• spectre [he/him]
    ·
    3 years ago

    Bad explanation, but it gets you in the right direction:

    • A thousand computers are checking Bitcoin transactions
    • The computers all agree on how many transactions will go in a finished "block"
    • They also agree on how difficult it should be to finish a block
    • While they add transactions to the block, they do a millions of "hashes" in the background. A hash is basically a math problem that returns random digits. As a sidenote it's used as a sort of one-way encryption.
    • The difficulty is based on how many zeroes are at the beginning of your hash, first person to find a hash with, say, 12 zeroes at the beginning gets to make the block, which will be verified by all the other bitcoin miners and added to the "blockchain"
    • The miner who created the block, gets some Bitcoin added to their account as a prize
      • culpritus [any]
        ·
        3 years ago

        it's not arbitrary because it is tangentially related to your capital investment in wasting electricity and specialized compute hardware - see totally merit-based wealth creation or something

          • culpritus [any]
            ·
            edit-2
            3 years ago

            oh ya, it's like super dumb brute force math

            bitcoin consensus mechanism (proof of work) is like the million monkeys with typewriters, eventually one of the monkeys randomly types the first page of Tale of Two Cities ... and that node gets the block creation reward

            this is why 'mining pools' are a huge aspect of the network, so the members agree to split the reward in some way

            another analogy that works well is that operating a node is like buying a lotto ticket, and then about every ten minutes the network chooses a winner based on random number drawing (it's a bit more sophisticated, but functionally just barely)

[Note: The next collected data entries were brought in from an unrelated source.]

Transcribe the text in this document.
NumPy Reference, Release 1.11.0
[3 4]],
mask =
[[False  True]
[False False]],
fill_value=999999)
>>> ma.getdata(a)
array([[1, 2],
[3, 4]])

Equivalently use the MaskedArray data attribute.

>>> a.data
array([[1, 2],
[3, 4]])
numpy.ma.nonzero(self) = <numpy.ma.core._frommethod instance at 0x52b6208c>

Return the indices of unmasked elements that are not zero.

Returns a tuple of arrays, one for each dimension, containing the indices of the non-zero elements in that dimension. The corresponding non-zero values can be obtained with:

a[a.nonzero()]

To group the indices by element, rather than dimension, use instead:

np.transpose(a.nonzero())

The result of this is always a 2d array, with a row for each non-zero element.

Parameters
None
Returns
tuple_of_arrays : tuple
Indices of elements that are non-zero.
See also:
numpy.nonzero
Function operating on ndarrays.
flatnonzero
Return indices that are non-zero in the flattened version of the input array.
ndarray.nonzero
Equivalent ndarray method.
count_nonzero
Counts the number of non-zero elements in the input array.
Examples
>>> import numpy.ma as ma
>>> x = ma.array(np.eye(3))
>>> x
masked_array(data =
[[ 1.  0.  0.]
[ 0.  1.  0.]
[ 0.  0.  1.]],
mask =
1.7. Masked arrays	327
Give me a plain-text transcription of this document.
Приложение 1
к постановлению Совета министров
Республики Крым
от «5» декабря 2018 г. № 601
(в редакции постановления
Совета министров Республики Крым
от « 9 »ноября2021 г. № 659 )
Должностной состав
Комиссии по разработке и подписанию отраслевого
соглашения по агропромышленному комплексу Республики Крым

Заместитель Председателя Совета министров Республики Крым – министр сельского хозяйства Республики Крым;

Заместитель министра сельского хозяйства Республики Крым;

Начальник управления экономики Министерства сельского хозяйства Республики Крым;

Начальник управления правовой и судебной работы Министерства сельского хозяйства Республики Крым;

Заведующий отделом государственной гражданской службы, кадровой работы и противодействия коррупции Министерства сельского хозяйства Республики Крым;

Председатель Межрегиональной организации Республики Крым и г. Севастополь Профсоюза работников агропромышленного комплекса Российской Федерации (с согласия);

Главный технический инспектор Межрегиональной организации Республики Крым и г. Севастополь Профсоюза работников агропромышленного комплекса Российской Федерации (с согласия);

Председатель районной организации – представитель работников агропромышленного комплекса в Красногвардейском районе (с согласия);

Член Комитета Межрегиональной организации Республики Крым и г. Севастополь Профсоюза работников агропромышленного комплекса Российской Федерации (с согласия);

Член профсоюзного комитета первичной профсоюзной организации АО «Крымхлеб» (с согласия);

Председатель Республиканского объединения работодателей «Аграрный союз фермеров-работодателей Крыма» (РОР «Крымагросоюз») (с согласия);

            so if you have capital to throw at the network, you can increase your chances of rewards, but it is still just a probability

            the funniest part is that there is a low-level concern in the BTC world that over 51% of the network hashing power is in China, which means if those nodes were all pooled together under Xi, China would control the network

    • Rem [she/her]
      ·
      3 years ago

      So blocks are just records of transactions between accounts? And instead of having a central server processing them, it's just a bunch of computers working in parallel. Why would the computers decide to make a block more difficult to process? Or is it just because the block contains more data?

      • culpritus [any]
        ·
        3 years ago

        it's part of the code all the nodes are running, trying to get the block creation time to be ~10 minutes or so. since the 'power' of the network is variable with the number of nodes, the difficulty of creating a block is tuned based on how long it took to create the last one.

        • Rem [she/her]
          ·
          edit-2
          3 years ago

          I understand all of these words individually :very-smart:

          Imma just not worry about it. Bitcoin bad, done, easy.